Les SIA peuvent également présenter de nouveaux risques et causer des dommages aux utilisateurs lorsque ces technologies sont intégrées dans des produits ou des services. Par exemple, un dysfonctionnement dans le système de reconnaissance des obstacles incorporé dans une voiture autonome peut engendrer un accident de la circulation et causer des dommages corporels.

En pareilles situations, les personnes lésées devraient pouvoir obtenir la réparation du préjudice subi d’une façon aussi efficace que si le dommage avait été causé dans d’autres circonstances. 

Se pose alors la question de savoir si le droit de la responsabilité civile existant permet d’appréhender les faits dommageables commis par une IA ou s’il est nécessaire de procéder à des adaptations, voire de créer un régime de responsabilité sui generis, spécifique aux IA. 

Le régime commun de responsabilité pour faute, prévu par les 1240 et suivants du Code civil, nécessite la démonstration d’une faute, d’un dommage et d’un lien de causalité entre les deux. 

Les fonctionnements des SIA sont d’une telle complexité que la démonstration de ces éléments peut s’avérer très périlleuse pour les victimes.

Dans sa résolution du 20 octobre 2020, le Parlement européen a relevé que l’application des régimes de responsabilité de droit commun aux faits dommageables des SIA « pourrait mener à des situations où, en raison de l’opacité de ces systèmes, il pourrait être extrêmement coûteux, voire impossible, de déterminer qui contrôlait le risque associé au SIA ou quels codes, entrées ou données ont en fin de compte causé l’opération préjudiciable »[1].

A ces difficultés, s’ajoute la multitude d’acteurs impliqués dans la production, l’exploitation et l’utilisation des SIA. Le SIA n’étant pas doté de la responsabilité juridique, il n’a pas d’existence juridique propre. En cas de fait dommageable d’un SIA, la responsabilité devra être portée par l’un des acteurs intervenant dans sa conception, son développement, son exploitation ou son utilisation. 

Or, l’AI Act[2] reconnait une multiplicité d’acteurs impliqués dans les SIA : le fournisseur, le distributeur, l’importateur, le déployeur, le mandataire[3]

Il s’agira alors pour la victime de prouver la faute de l’humain derrière la machine et de l’attribuer à la bonne personne. Cette preuve sera d’autant plus difficile à rapporter concernant les systèmes intégrant des capacités d’apprentissage autonome (machine learning ou deep learning). Plus la machine s’émancipe de l’Homme et gagne en autonomie, plus il sera difficile pour la victime d’imputer la faute à une personne.  

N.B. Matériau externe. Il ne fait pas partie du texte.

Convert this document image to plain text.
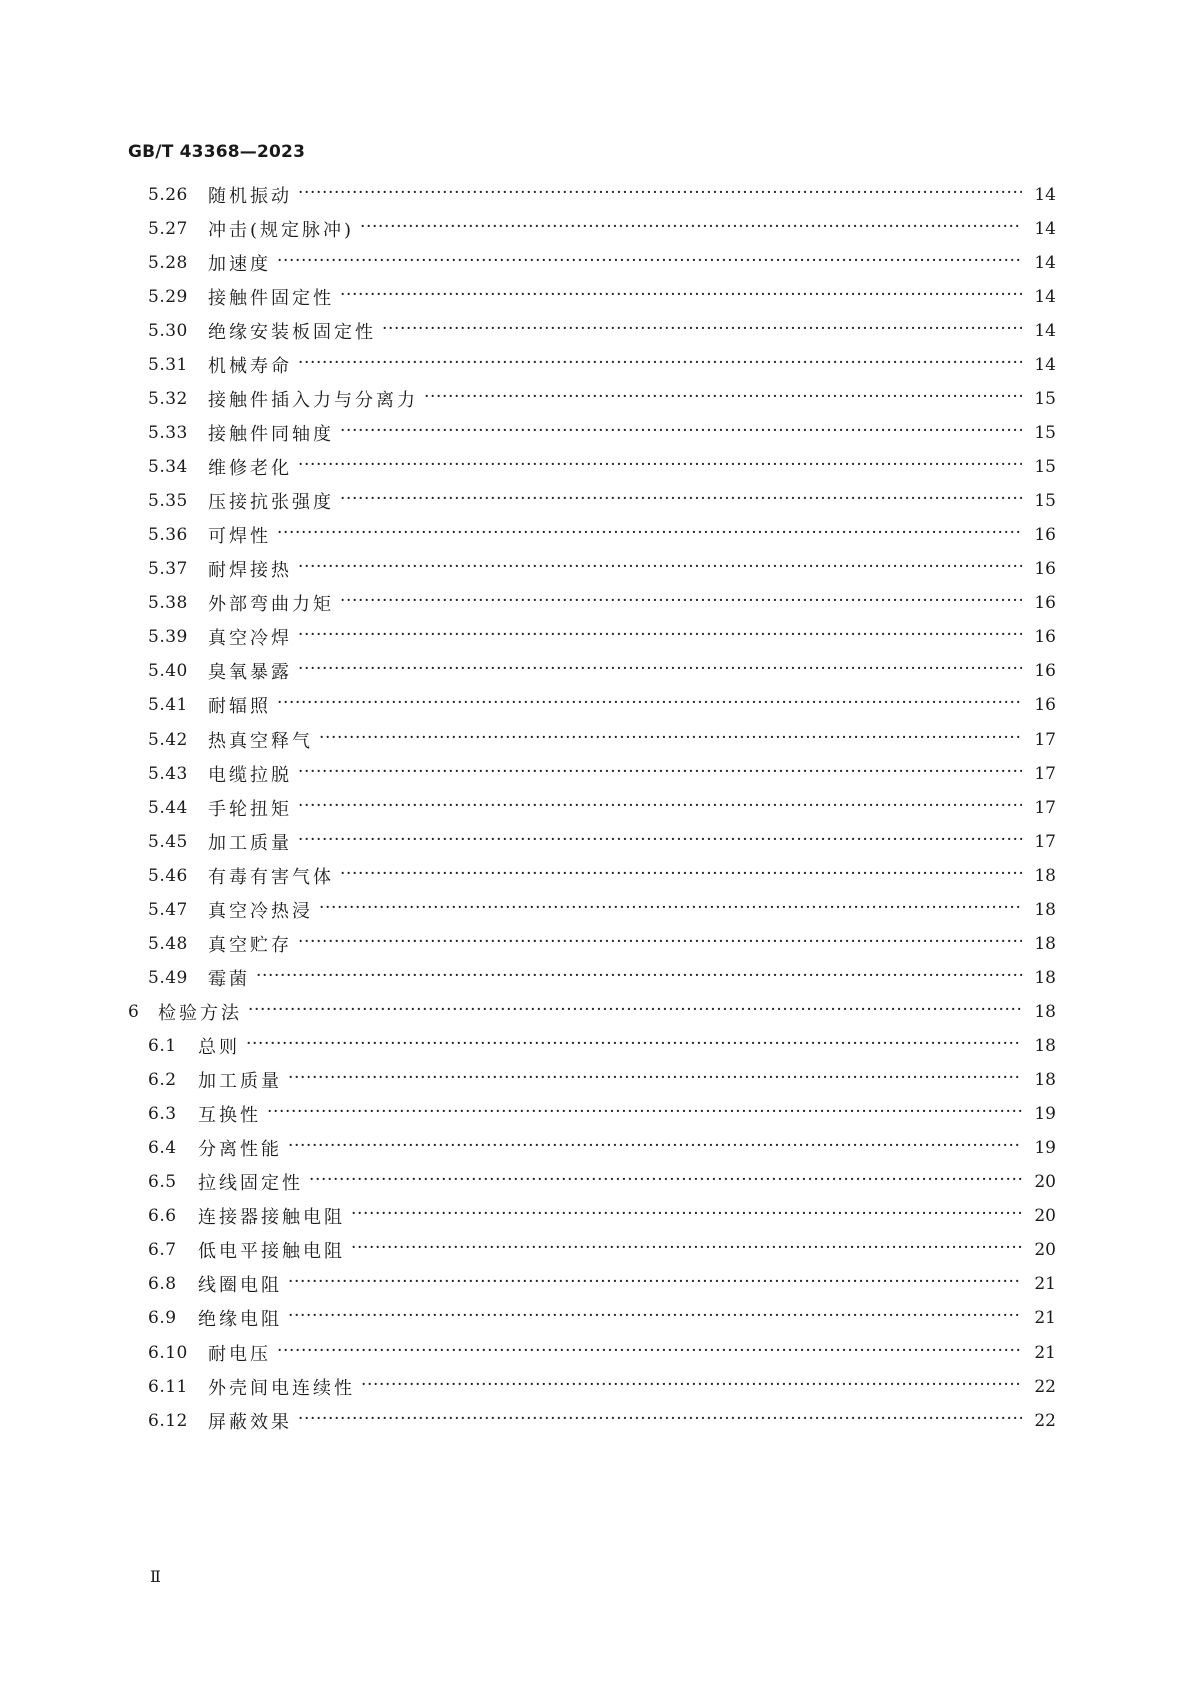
GB/T 43368—2023
5.26	随机振动 ·····	14
5.27	冲击(规定脉冲) ·····	14
5.28	加速度 ·····	14
5.29	接触件固定性 ·····	14
5.30	绝缘安装板固定性 ·····	14
5.31	机械寿命 ·····	14
5.32	接触件插入力与分离力 ·····	15
5.33	接触件同轴度 ·····	15
5.34	维修老化 ·····	15
5.35	压接抗张强度 ·····	15
5.36	可焊性 ·····	16
5.37	耐焊接热 ·····	16
5.38	外部弯曲力矩 ·····	16
5.39	真空冷焊 ·····	16
5.40	臭氧暴露 ·····	16
5.41	耐辐照 ·····	16
5.42	热真空释气 ·····	17
5.43	电缆拉脱 ·····	17
5.44	手轮扭矩 ·····	17
5.45	加工质量 ·····	17
5.46	有毒有害气体 ·····	18
5.47	真空冷热浸 ·····	18
5.48	真空贮存 ·····	18
5.49	霉菌 ·····	18
6	检验方法 ·····	18
6.1	总则 ·····	18
6.2	加工质量 ·····	18
6.3	互换性 ·····	19
6.4	分离性能 ·····	19
6.5	拉线固定性 ·····	20
6.6	连接器接触电阻 ·····	20
6.7	低电平接触电阻 ·····	20
6.8	线圈电阻 ·····	21
6.9	绝缘电阻 ·····	21
6.10	耐电压 ·····	21
6.11	外壳间电连续性 ·····	22
6.12	屏蔽效果 ·····	22
Ⅱ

Ces considérations ont amené le Parlement européen à adopter une position claire : les régimes de responsabilité existants des Etats membres ne sont pas adaptés à la complexité des défis posés par les SIA et doivent nécessairement être ajustés pour éviter que des personnes ne soient privées de leur droit à réparation[4].  

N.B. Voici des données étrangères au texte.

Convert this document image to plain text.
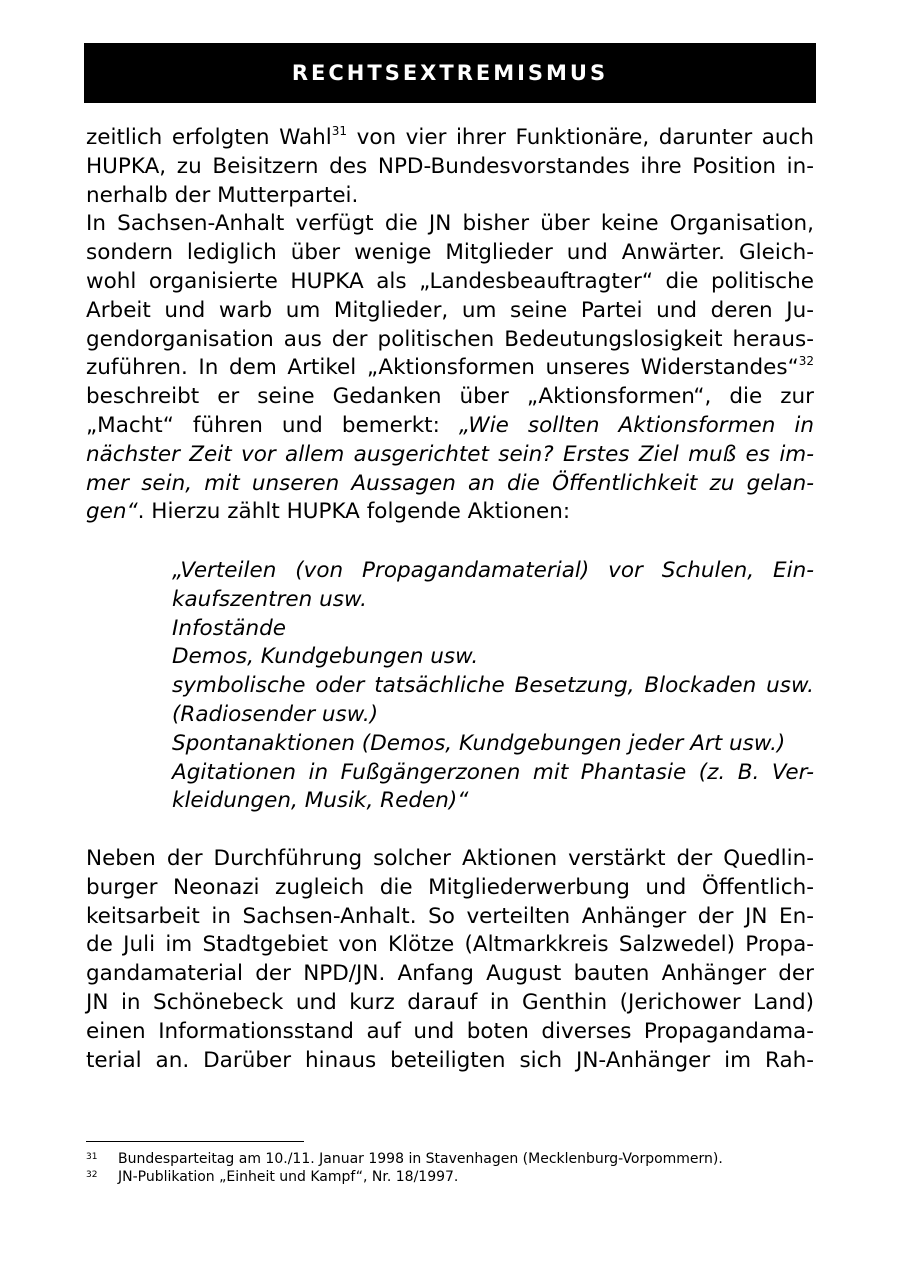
RECHTSEXTREMISMUS
zeitlich erfolgten Wahl$^{31}$ von vier ihrer Funktionäre, darunter auch
HUPKA, zu Beisitzern des NPD-Bundesvorstandes ihre Position in-
nerhalb der Mutterpartei.
In Sachsen-Anhalt verfügt die JN bisher über keine Organisation,
sondern lediglich über wenige Mitglieder und Anwärter. Gleich-
wohl organisierte HUPKA als „Landesbeauftragter“ die politische
Arbeit und warb um Mitglieder, um seine Partei und deren Ju-
gendorganisation aus der politischen Bedeutungslosigkeit heraus-
zuführen. In dem Artikel „Aktionsformen unseres Widerstandes“$^{32}$
beschreibt er seine Gedanken über „Aktionsformen“, die zur
„Macht“ führen und bemerkt: „Wie sollten Aktionsformen in
nächster Zeit vor allem ausgerichtet sein? Erstes Ziel muß es im-
mer sein, mit unseren Aussagen an die Öffentlichkeit zu gelan-
gen“. Hierzu zählt HUPKA folgende Aktionen:
„Verteilen (von Propagandamaterial) vor Schulen, Ein-
kaufszentren usw.
Infostände
Demos, Kundgebungen usw.
symbolische oder tatsächliche Besetzung, Blockaden usw.
(Radiosender usw.)
Spontanaktionen (Demos, Kundgebungen jeder Art usw.)
Agitationen in Fußgängerzonen mit Phantasie (z. B. Ver-
kleidungen, Musik, Reden)“
Neben der Durchführung solcher Aktionen verstärkt der Quedlin-
burger Neonazi zugleich die Mitgliederwerbung und Öffentlich-
keitsarbeit in Sachsen-Anhalt. So verteilten Anhänger der JN En-
de Juli im Stadtgebiet von Klötze (Altmarkkreis Salzwedel) Propa-
gandamaterial der NPD/JN. Anfang August bauten Anhänger der
JN in Schönebeck und kurz darauf in Genthin (Jerichower Land)
einen Informationsstand auf und boten diverses Propagandama-
terial an. Darüber hinaus beteiligten sich JN-Anhänger im Rah-
31	Bundesparteitag am 10./11. Januar 1998 in Stavenhagen (Mecklenburg-Vorpommern).
32	JN-Publikation „Einheit und Kampf“, Nr. 18/1997.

Cette situation est source d’insécurité juridique et nuit au bon fonctionnement du marché intérieur dans la mesure où les parties prenantes (tant les acteurs de l’IA que les potentielles victimes) ne sont pas en mesure de prévoir comment les régimes de responsabilité en vigueur dans chaque État pourraient s’appliquer. En l’absence d’un cadre européen, le risque est également que chaque pays légifère sur le sujet et que le droit de la responsabilité en matière d’IA soit ainsi fragmenté sans cohérence d’ensemble, d’un État membre à l’autre. 

Reconnaissant la nécessité d’assurer l’effectivité du droit à réparation des victimes, la Commission Européenne a publié deux propositions de directive en matière de responsabilité applicables aux produits basés sur l’IA.

L’Union Européenne souhaite mettre à jour la Directive du 25 juillet 1985 sur les produits défectueux[5] pour l’adapter aux avancées des nouvelles technologies. 

Cette proposition de directive a pour objet d’harmoniser le cadre juridique de la responsabilité sans faute des producteurs de produits causant des dommages par leur caractère défectueux.

Dans sa version en vigueur, la Directive fournit une définition du terme « produit » qui se limite aux biens meubles. Cette définition très succincte est source d’insécurité juridique puisque l’application de la Directive aux biens immatériels, notamment numériques, n’apparait pas de manière évidente. 

Il est donc nécessaire d’affiner cette définition pour y inclure les biens et services numériques (logiciels, mises à jour, IA…). 

La définition du terme « dommage » telle que prévue par la Directive est également très restrictive puisqu’elle ne couvre que les dommages physiques causés aux personnes et aux biens par les produits défectueux. 

Or, comme vu précédemment, les SIA sont susceptibles de causer toutes sortes de dommages, tant physiques, qu’économiques, patrimoniaux et moraux.  

La Commission prévoit également de simplifier la charge de la preuve. En l’état, la directive prévoit que « la victime est obligée de prouver le dommage, le défaut et le lien de causalité entre le défaut et le dommage ».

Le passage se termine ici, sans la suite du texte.